Sell/Buy Ratio: The insider Sell/Buy ratio is calculated by dividing the total insider sales in a given week by total insider purchases that week. The adjusted ratio for last week went up to 6.85. In other words, insiders sold almost 7 times as much stock as they purchased. The Sell/Buy ratio this week compares unfavorably with the prior week, when the ratio stood at 1.74. We are calculating an adjusted ratio by removing transactions by funds and companies and trying as best as possible only to retain information about insiders and 10% owners who are not funds or companies.

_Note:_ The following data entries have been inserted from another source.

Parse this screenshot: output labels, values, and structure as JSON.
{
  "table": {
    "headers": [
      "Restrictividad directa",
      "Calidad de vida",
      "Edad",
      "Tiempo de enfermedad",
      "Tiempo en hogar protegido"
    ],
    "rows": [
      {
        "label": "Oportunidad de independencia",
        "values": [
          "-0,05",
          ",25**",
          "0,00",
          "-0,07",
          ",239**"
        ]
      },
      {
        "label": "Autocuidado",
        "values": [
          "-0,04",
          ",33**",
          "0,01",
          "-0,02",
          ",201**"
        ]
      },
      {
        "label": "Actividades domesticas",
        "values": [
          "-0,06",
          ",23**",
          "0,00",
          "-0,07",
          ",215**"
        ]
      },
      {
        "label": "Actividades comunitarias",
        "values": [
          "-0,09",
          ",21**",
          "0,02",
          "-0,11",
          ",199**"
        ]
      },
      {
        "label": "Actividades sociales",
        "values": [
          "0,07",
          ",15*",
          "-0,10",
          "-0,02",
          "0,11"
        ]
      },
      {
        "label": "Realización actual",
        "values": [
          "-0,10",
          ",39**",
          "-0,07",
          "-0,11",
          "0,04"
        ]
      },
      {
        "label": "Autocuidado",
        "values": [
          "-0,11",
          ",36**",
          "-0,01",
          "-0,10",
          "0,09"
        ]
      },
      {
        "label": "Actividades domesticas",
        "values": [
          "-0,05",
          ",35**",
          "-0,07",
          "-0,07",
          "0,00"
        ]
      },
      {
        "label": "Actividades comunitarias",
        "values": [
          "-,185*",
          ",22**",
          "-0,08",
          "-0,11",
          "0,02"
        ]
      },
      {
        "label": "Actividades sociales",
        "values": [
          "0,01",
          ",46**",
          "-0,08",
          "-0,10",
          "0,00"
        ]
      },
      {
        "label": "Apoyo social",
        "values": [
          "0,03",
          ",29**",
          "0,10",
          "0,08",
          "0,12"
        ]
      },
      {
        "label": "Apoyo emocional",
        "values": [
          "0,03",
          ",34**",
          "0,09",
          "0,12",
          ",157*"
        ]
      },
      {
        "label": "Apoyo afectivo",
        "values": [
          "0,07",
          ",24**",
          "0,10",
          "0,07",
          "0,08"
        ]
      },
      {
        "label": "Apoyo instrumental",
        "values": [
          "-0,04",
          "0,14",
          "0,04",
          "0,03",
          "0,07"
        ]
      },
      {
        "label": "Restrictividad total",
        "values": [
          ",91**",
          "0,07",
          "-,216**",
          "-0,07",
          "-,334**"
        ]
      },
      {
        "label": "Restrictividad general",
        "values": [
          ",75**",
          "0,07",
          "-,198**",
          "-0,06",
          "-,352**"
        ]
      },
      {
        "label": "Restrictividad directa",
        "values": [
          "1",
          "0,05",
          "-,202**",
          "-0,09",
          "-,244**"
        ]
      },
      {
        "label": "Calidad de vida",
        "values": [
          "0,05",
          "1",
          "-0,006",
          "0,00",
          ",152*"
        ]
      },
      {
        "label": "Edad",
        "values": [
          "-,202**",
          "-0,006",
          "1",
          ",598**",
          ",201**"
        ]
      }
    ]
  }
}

Note: As mentioned in the first post in this series, certain industries have their preferred metrics such as same store sales for retailers, funds from operations (FFO) for REITs and revenue per available room (RevPAR) for hotels that provide a better basis for comparison than simple valuation metrics. However metrics like Price/Earnings, Price/Sales and Enterprise Value/EBITDA included below should provide a good starting point for analyzing the majority of stocks.

Notable Insider Buys:

1. Zillow Group, Inc. (Z): $21.01

Director Jay C. Hoag acquired 2,269,337 shares of this real estate information provider, paying $19.98 per share for a total amount of $45.33 million. These shares were purchased indirectly  through various Technology Crossover Venture (TCV) funds.

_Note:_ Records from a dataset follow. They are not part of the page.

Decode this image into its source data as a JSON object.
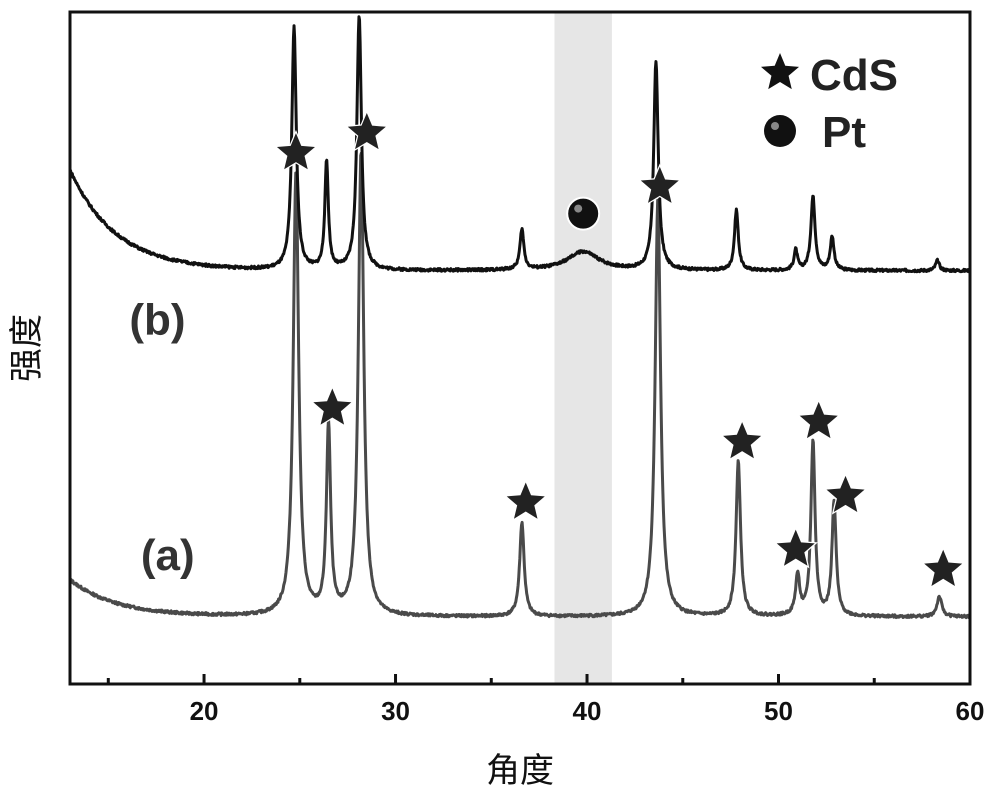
{
  "chart_data": {
    "type": "line",
    "title": "",
    "xlabel": "角度",
    "ylabel": "强度",
    "xlim": [
      13,
      60
    ],
    "ylim": [
      0,
      1
    ],
    "x_ticks": [
      20,
      30,
      40,
      50,
      60
    ],
    "x_tick_labels": [
      "20",
      "30",
      "40",
      "50",
      "60"
    ],
    "grid": false,
    "legend": {
      "placement": "top-right",
      "entries": [
        {
          "marker": "star",
          "label": "CdS"
        },
        {
          "marker": "circle",
          "label": "Pt"
        }
      ]
    },
    "highlight_band": {
      "x_start": 38.3,
      "x_end": 41.3,
      "color": "#e6e6e6"
    },
    "series": [
      {
        "name": "(a)",
        "color": "#4a4a4a",
        "baseline": 0.1,
        "start_bump": 0.055,
        "peaks": [
          {
            "x": 24.8,
            "h": 0.66,
            "w": 0.17
          },
          {
            "x": 26.5,
            "h": 0.28,
            "w": 0.13
          },
          {
            "x": 28.2,
            "h": 0.69,
            "w": 0.17
          },
          {
            "x": 36.6,
            "h": 0.14,
            "w": 0.14
          },
          {
            "x": 43.7,
            "h": 0.62,
            "w": 0.17
          },
          {
            "x": 47.9,
            "h": 0.23,
            "w": 0.14
          },
          {
            "x": 51.0,
            "h": 0.06,
            "w": 0.13
          },
          {
            "x": 51.8,
            "h": 0.26,
            "w": 0.13
          },
          {
            "x": 52.9,
            "h": 0.17,
            "w": 0.13
          },
          {
            "x": 58.4,
            "h": 0.03,
            "w": 0.15
          }
        ]
      },
      {
        "name": "(b)",
        "color": "#111111",
        "baseline": 0.615,
        "start_bump": 0.15,
        "peaks": [
          {
            "x": 24.7,
            "h": 0.36,
            "w": 0.14
          },
          {
            "x": 26.4,
            "h": 0.16,
            "w": 0.11
          },
          {
            "x": 28.1,
            "h": 0.38,
            "w": 0.14
          },
          {
            "x": 36.6,
            "h": 0.06,
            "w": 0.12
          },
          {
            "x": 39.8,
            "h": 0.028,
            "w": 1.0
          },
          {
            "x": 43.6,
            "h": 0.31,
            "w": 0.14
          },
          {
            "x": 47.8,
            "h": 0.09,
            "w": 0.12
          },
          {
            "x": 50.9,
            "h": 0.03,
            "w": 0.11
          },
          {
            "x": 51.8,
            "h": 0.11,
            "w": 0.13
          },
          {
            "x": 52.8,
            "h": 0.05,
            "w": 0.12
          },
          {
            "x": 58.3,
            "h": 0.015,
            "w": 0.12
          }
        ]
      }
    ],
    "series_labels": [
      {
        "text": "(a)",
        "x": 16.7,
        "y": 0.17
      },
      {
        "text": "(b)",
        "x": 16.1,
        "y": 0.52
      }
    ],
    "markers": [
      {
        "type": "star",
        "x": 24.8,
        "y": 0.79
      },
      {
        "type": "star",
        "x": 26.7,
        "y": 0.41
      },
      {
        "type": "star",
        "x": 28.5,
        "y": 0.82
      },
      {
        "type": "star",
        "x": 36.8,
        "y": 0.27
      },
      {
        "type": "star",
        "x": 43.8,
        "y": 0.74
      },
      {
        "type": "star",
        "x": 48.1,
        "y": 0.36
      },
      {
        "type": "star",
        "x": 50.9,
        "y": 0.2
      },
      {
        "type": "star",
        "x": 52.1,
        "y": 0.39
      },
      {
        "type": "star",
        "x": 53.5,
        "y": 0.28
      },
      {
        "type": "star",
        "x": 58.6,
        "y": 0.17
      },
      {
        "type": "circle",
        "x": 39.8,
        "y": 0.7
      }
    ]
  }
}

We would have normally skipped this purchase because it is a purchase by a fund but decided to make an exception because of Mr. Hoag’s history of insider purchases.

TCV is a well known venture capital company that mostly invests in private companies but sometimes ventures into public markets. The company first invested in Netflix (NFLX) back in 1999 and Mr. Hoag’s purchase of Netflix shares in May 2012 at prices in the low $70?s (pre-split) were one of the best instances of insider purchases I have seen since I started tracking this data more than 5 years ago. Netflix shares had dropped dramatically before Mr. Hoag’s purchases on news that the company was going to split itself a DVD mailing service called Qwikster and a streaming service. Much to the relief of investors, the company eventually abandoned that plan and the stock eventually went up 10 fold. Unfortunately for TCV, they did not hold through that entire 1,000%+ increase.

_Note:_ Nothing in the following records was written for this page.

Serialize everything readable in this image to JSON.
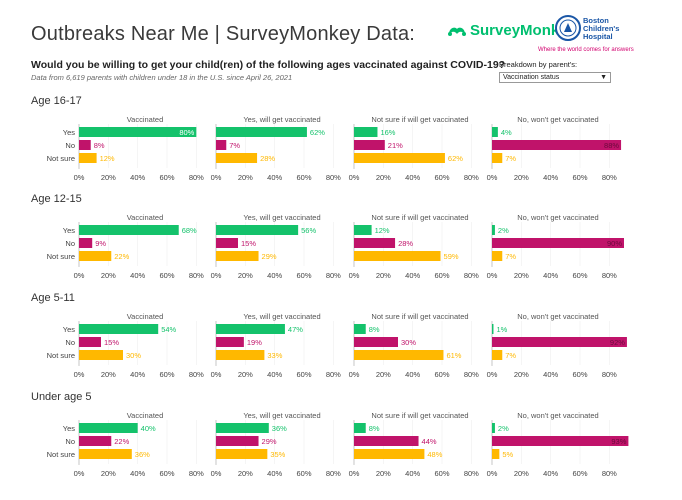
{
  "header": {
    "title": "Outbreaks Near Me | SurveyMonkey Data:",
    "question": "Would you be willing to get your child(ren) of the following ages vaccinated against COVID-19?",
    "subtitle": "Data from 6,619 parents with children under 18 in the U.S. since April 26, 2021"
  },
  "logos": {
    "surveymonkey": "SurveyMonkey",
    "bch_line1": "Boston",
    "bch_line2": "Children's",
    "bch_line3": "Hospital",
    "bch_tagline": "Where the world comes for answers"
  },
  "breakdown": {
    "label": "Breakdown by parent's:",
    "selected": "Vaccination status"
  },
  "colors": {
    "yes": "#14c26b",
    "no": "#c0136a",
    "notsure": "#ffb800",
    "axis": "#bbbbbb"
  },
  "chart_data": {
    "type": "bar",
    "orientation": "horizontal",
    "categories": [
      "Yes",
      "No",
      "Not sure"
    ],
    "xlim": [
      0,
      90
    ],
    "tick_labels": [
      "0%",
      "20%",
      "40%",
      "60%",
      "80%"
    ],
    "ticks": [
      0,
      20,
      40,
      60,
      80
    ],
    "panels": [
      "Vaccinated",
      "Yes, will get vaccinated",
      "Not sure if will get vaccinated",
      "No, won't get vaccinated"
    ],
    "groups": [
      {
        "label": "Age 16-17",
        "values": [
          [
            80,
            8,
            12
          ],
          [
            62,
            7,
            28
          ],
          [
            16,
            21,
            62
          ],
          [
            4,
            88,
            7
          ]
        ]
      },
      {
        "label": "Age 12-15",
        "values": [
          [
            68,
            9,
            22
          ],
          [
            56,
            15,
            29
          ],
          [
            12,
            28,
            59
          ],
          [
            2,
            90,
            7
          ]
        ]
      },
      {
        "label": "Age 5-11",
        "values": [
          [
            54,
            15,
            30
          ],
          [
            47,
            19,
            33
          ],
          [
            8,
            30,
            61
          ],
          [
            1,
            92,
            7
          ]
        ]
      },
      {
        "label": "Under age 5",
        "values": [
          [
            40,
            22,
            36
          ],
          [
            36,
            29,
            35
          ],
          [
            8,
            44,
            48
          ],
          [
            2,
            93,
            5
          ]
        ]
      }
    ]
  }
}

Zillow’s class A shares trade under the symbol ZG while the newly issued class C shares trade under the old symbol Z. Based on the three filings that constitute this $45.33 million purchase, TCV purchased both class A and class C shares but acquired nearly 5 times as many C shares as A shares. The footnotes of all three filings indicate that the shares were sold and not purchased but that appears to be an error because both the transaction code and the number of shares owned following the transaction indicate that these were purchases.